The critical and specific transcriptional regulator of the microenvironmental niche for hematopoietic stem and progenitor cells.

2015 
It has been assumed that the special microenvironments known as niches in the marrow play an essential role in maintaining hematopoietic stem and progenitor cells (HSPCs), and the identity of the HSPC niche has been a subject of long-standing debate.

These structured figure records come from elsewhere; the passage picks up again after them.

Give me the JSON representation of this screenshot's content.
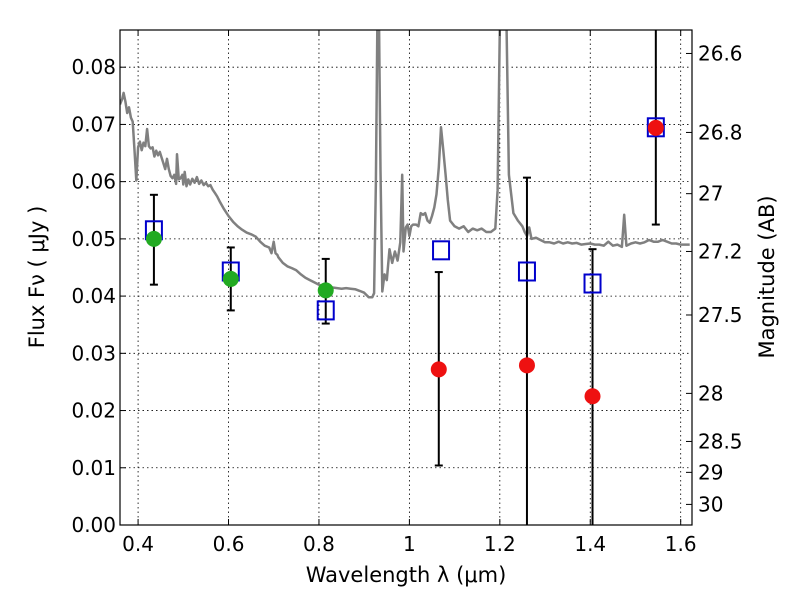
{
  "chart_data": {
    "type": "scatter",
    "xlabel": "Wavelength  λ (μm)",
    "ylabel": "Flux  Fν  ( μJy )",
    "ylabel_right": "Magnitude (AB)",
    "xlim": [
      0.36,
      1.625
    ],
    "ylim": [
      0.0,
      0.0865
    ],
    "grid": true,
    "x_ticks": [
      0.4,
      0.6,
      0.8,
      1.0,
      1.2,
      1.4,
      1.6
    ],
    "x_tick_labels": [
      "0.4",
      "0.6",
      "0.8",
      "1",
      "1.2",
      "1.4",
      "1.6"
    ],
    "y_ticks": [
      0.0,
      0.01,
      0.02,
      0.03,
      0.04,
      0.05,
      0.06,
      0.07,
      0.08
    ],
    "y_tick_labels": [
      "0.00",
      "0.01",
      "0.02",
      "0.03",
      "0.04",
      "0.05",
      "0.06",
      "0.07",
      "0.08"
    ],
    "right_ticks": [
      {
        "flux": 0.0824,
        "label": "26.6"
      },
      {
        "flux": 0.0686,
        "label": "26.8"
      },
      {
        "flux": 0.0579,
        "label": "27"
      },
      {
        "flux": 0.0478,
        "label": "27.2"
      },
      {
        "flux": 0.0367,
        "label": "27.5"
      },
      {
        "flux": 0.023,
        "label": "28"
      },
      {
        "flux": 0.0146,
        "label": "28.5"
      },
      {
        "flux": 0.0092,
        "label": "29"
      },
      {
        "flux": 0.0036,
        "label": "30"
      }
    ],
    "series": [
      {
        "marker": "line",
        "color": "#808080",
        "points": [
          [
            0.36,
            0.0735
          ],
          [
            0.365,
            0.0745
          ],
          [
            0.368,
            0.0755
          ],
          [
            0.372,
            0.074
          ],
          [
            0.376,
            0.072
          ],
          [
            0.38,
            0.073
          ],
          [
            0.384,
            0.0712
          ],
          [
            0.388,
            0.0705
          ],
          [
            0.392,
            0.0655
          ],
          [
            0.396,
            0.0602
          ],
          [
            0.4,
            0.066
          ],
          [
            0.404,
            0.067
          ],
          [
            0.408,
            0.0655
          ],
          [
            0.412,
            0.0668
          ],
          [
            0.416,
            0.0662
          ],
          [
            0.42,
            0.0692
          ],
          [
            0.424,
            0.0662
          ],
          [
            0.428,
            0.0658
          ],
          [
            0.432,
            0.066
          ],
          [
            0.436,
            0.0644
          ],
          [
            0.44,
            0.0654
          ],
          [
            0.444,
            0.0646
          ],
          [
            0.448,
            0.0652
          ],
          [
            0.452,
            0.0642
          ],
          [
            0.456,
            0.0632
          ],
          [
            0.46,
            0.0622
          ],
          [
            0.464,
            0.064
          ],
          [
            0.468,
            0.0622
          ],
          [
            0.472,
            0.061
          ],
          [
            0.476,
            0.0606
          ],
          [
            0.48,
            0.0612
          ],
          [
            0.484,
            0.0596
          ],
          [
            0.486,
            0.0648
          ],
          [
            0.49,
            0.0604
          ],
          [
            0.494,
            0.0606
          ],
          [
            0.498,
            0.0612
          ],
          [
            0.5,
            0.0595
          ],
          [
            0.503,
            0.0617
          ],
          [
            0.507,
            0.0592
          ],
          [
            0.511,
            0.0604
          ],
          [
            0.515,
            0.0595
          ],
          [
            0.52,
            0.0605
          ],
          [
            0.525,
            0.0598
          ],
          [
            0.53,
            0.0608
          ],
          [
            0.535,
            0.0596
          ],
          [
            0.54,
            0.0602
          ],
          [
            0.545,
            0.0594
          ],
          [
            0.55,
            0.0598
          ],
          [
            0.555,
            0.0592
          ],
          [
            0.56,
            0.0594
          ],
          [
            0.565,
            0.0586
          ],
          [
            0.57,
            0.058
          ],
          [
            0.575,
            0.0574
          ],
          [
            0.58,
            0.0566
          ],
          [
            0.59,
            0.0552
          ],
          [
            0.6,
            0.054
          ],
          [
            0.61,
            0.053
          ],
          [
            0.62,
            0.0522
          ],
          [
            0.63,
            0.0516
          ],
          [
            0.64,
            0.0511
          ],
          [
            0.65,
            0.0508
          ],
          [
            0.66,
            0.0504
          ],
          [
            0.67,
            0.0495
          ],
          [
            0.68,
            0.0488
          ],
          [
            0.69,
            0.0485
          ],
          [
            0.695,
            0.0475
          ],
          [
            0.7,
            0.0495
          ],
          [
            0.704,
            0.0475
          ],
          [
            0.708,
            0.0472
          ],
          [
            0.71,
            0.0468
          ],
          [
            0.72,
            0.0458
          ],
          [
            0.73,
            0.0452
          ],
          [
            0.74,
            0.0449
          ],
          [
            0.75,
            0.0445
          ],
          [
            0.76,
            0.0438
          ],
          [
            0.77,
            0.0432
          ],
          [
            0.78,
            0.0428
          ],
          [
            0.79,
            0.0424
          ],
          [
            0.8,
            0.042
          ],
          [
            0.81,
            0.0417
          ],
          [
            0.82,
            0.0416
          ],
          [
            0.83,
            0.0415
          ],
          [
            0.84,
            0.0414
          ],
          [
            0.85,
            0.0413
          ],
          [
            0.86,
            0.0414
          ],
          [
            0.87,
            0.0413
          ],
          [
            0.88,
            0.0412
          ],
          [
            0.89,
            0.0409
          ],
          [
            0.9,
            0.0406
          ],
          [
            0.91,
            0.0398
          ],
          [
            0.918,
            0.0398
          ],
          [
            0.922,
            0.0405
          ],
          [
            0.926,
            0.06
          ],
          [
            0.929,
            0.0866
          ],
          [
            0.933,
            0.0866
          ],
          [
            0.936,
            0.062
          ],
          [
            0.94,
            0.0408
          ],
          [
            0.945,
            0.0438
          ],
          [
            0.95,
            0.0428
          ],
          [
            0.956,
            0.0482
          ],
          [
            0.962,
            0.0458
          ],
          [
            0.968,
            0.0478
          ],
          [
            0.974,
            0.0462
          ],
          [
            0.98,
            0.0494
          ],
          [
            0.984,
            0.0612
          ],
          [
            0.987,
            0.0478
          ],
          [
            0.992,
            0.052
          ],
          [
            0.996,
            0.0525
          ],
          [
            1.0,
            0.0505
          ],
          [
            1.004,
            0.0522
          ],
          [
            1.008,
            0.0525
          ],
          [
            1.015,
            0.0525
          ],
          [
            1.02,
            0.0522
          ],
          [
            1.025,
            0.0545
          ],
          [
            1.03,
            0.0542
          ],
          [
            1.035,
            0.0545
          ],
          [
            1.04,
            0.0532
          ],
          [
            1.045,
            0.0528
          ],
          [
            1.05,
            0.054
          ],
          [
            1.055,
            0.0555
          ],
          [
            1.06,
            0.0578
          ],
          [
            1.065,
            0.0625
          ],
          [
            1.07,
            0.0695
          ],
          [
            1.075,
            0.0655
          ],
          [
            1.08,
            0.0612
          ],
          [
            1.085,
            0.0568
          ],
          [
            1.09,
            0.0532
          ],
          [
            1.1,
            0.0522
          ],
          [
            1.11,
            0.0518
          ],
          [
            1.12,
            0.0522
          ],
          [
            1.13,
            0.0512
          ],
          [
            1.14,
            0.0518
          ],
          [
            1.15,
            0.0515
          ],
          [
            1.16,
            0.0518
          ],
          [
            1.17,
            0.0512
          ],
          [
            1.18,
            0.0512
          ],
          [
            1.19,
            0.0518
          ],
          [
            1.195,
            0.0585
          ],
          [
            1.2,
            0.0866
          ],
          [
            1.215,
            0.0866
          ],
          [
            1.22,
            0.0612
          ],
          [
            1.23,
            0.0545
          ],
          [
            1.24,
            0.0532
          ],
          [
            1.25,
            0.0522
          ],
          [
            1.255,
            0.0512
          ],
          [
            1.26,
            0.0505
          ],
          [
            1.265,
            0.052
          ],
          [
            1.27,
            0.05
          ],
          [
            1.28,
            0.0502
          ],
          [
            1.29,
            0.0498
          ],
          [
            1.3,
            0.0494
          ],
          [
            1.31,
            0.0494
          ],
          [
            1.32,
            0.0492
          ],
          [
            1.33,
            0.0495
          ],
          [
            1.34,
            0.0492
          ],
          [
            1.35,
            0.0494
          ],
          [
            1.36,
            0.0492
          ],
          [
            1.37,
            0.0493
          ],
          [
            1.38,
            0.049
          ],
          [
            1.39,
            0.0491
          ],
          [
            1.4,
            0.0492
          ],
          [
            1.41,
            0.049
          ],
          [
            1.42,
            0.049
          ],
          [
            1.43,
            0.0488
          ],
          [
            1.44,
            0.0495
          ],
          [
            1.45,
            0.0488
          ],
          [
            1.46,
            0.049
          ],
          [
            1.47,
            0.0486
          ],
          [
            1.475,
            0.0542
          ],
          [
            1.48,
            0.0488
          ],
          [
            1.49,
            0.0492
          ],
          [
            1.5,
            0.0494
          ],
          [
            1.51,
            0.0492
          ],
          [
            1.52,
            0.0494
          ],
          [
            1.53,
            0.0498
          ],
          [
            1.54,
            0.0495
          ],
          [
            1.55,
            0.0495
          ],
          [
            1.56,
            0.0498
          ],
          [
            1.57,
            0.0495
          ],
          [
            1.58,
            0.0492
          ],
          [
            1.59,
            0.0492
          ],
          [
            1.6,
            0.049
          ],
          [
            1.61,
            0.049
          ],
          [
            1.62,
            0.049
          ]
        ]
      },
      {
        "marker": "square",
        "color": "#0000cc",
        "points": [
          [
            0.435,
            0.0515
          ],
          [
            0.605,
            0.0443
          ],
          [
            0.815,
            0.0375
          ],
          [
            1.07,
            0.048
          ],
          [
            1.26,
            0.0443
          ],
          [
            1.405,
            0.0422
          ],
          [
            1.545,
            0.0695
          ]
        ]
      },
      {
        "marker": "circle",
        "color": "#22aa22",
        "points": [
          [
            0.435,
            0.05
          ],
          [
            0.605,
            0.043
          ],
          [
            0.815,
            0.041
          ]
        ],
        "errors": [
          [
            0.042,
            0.0577
          ],
          [
            0.0375,
            0.0485
          ],
          [
            0.0352,
            0.0465
          ]
        ]
      },
      {
        "marker": "circle",
        "color": "#ee1111",
        "points": [
          [
            1.065,
            0.0272
          ],
          [
            1.26,
            0.0279
          ],
          [
            1.405,
            0.0225
          ],
          [
            1.545,
            0.0694
          ]
        ],
        "errors": [
          [
            0.0104,
            0.0442
          ],
          [
            0.0,
            0.0607
          ],
          [
            0.0,
            0.0482
          ],
          [
            0.0525,
            0.0866
          ]
        ]
      }
    ]
  }
}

Recent studies identified cells, which create microenvironments meeting the criteria for HSPC niches and the critical transcriptional regulators of their development and maintenance. Osterix as well as Ebf2 and Bmi1 are critical but not specific transcriptional regulators of HSPC niche development. The transcription factor Foxc1 is expressed preferentially in a population of adipo-osteogenic progenitors, termed CXCL12-abundant reticular (CAR) cells, which create HSPC niches and are largely equivalent to stem cell factor and Lepr-expressing cells, in developing and adult bone marrow. Foxc1 is essential for CAR cell development and maintenance of bone marrow niches for HSPCs upregulating CXCL12 and SCF expression and inhibition of adipogenic processes in CAR cell progenitors. Foxc1 is the first critical and specific transcriptional regulator that is required for development and maintenance of cells creating HSPC niches, including a specialized population of adipo-osteogenic progenitors in bone marrow.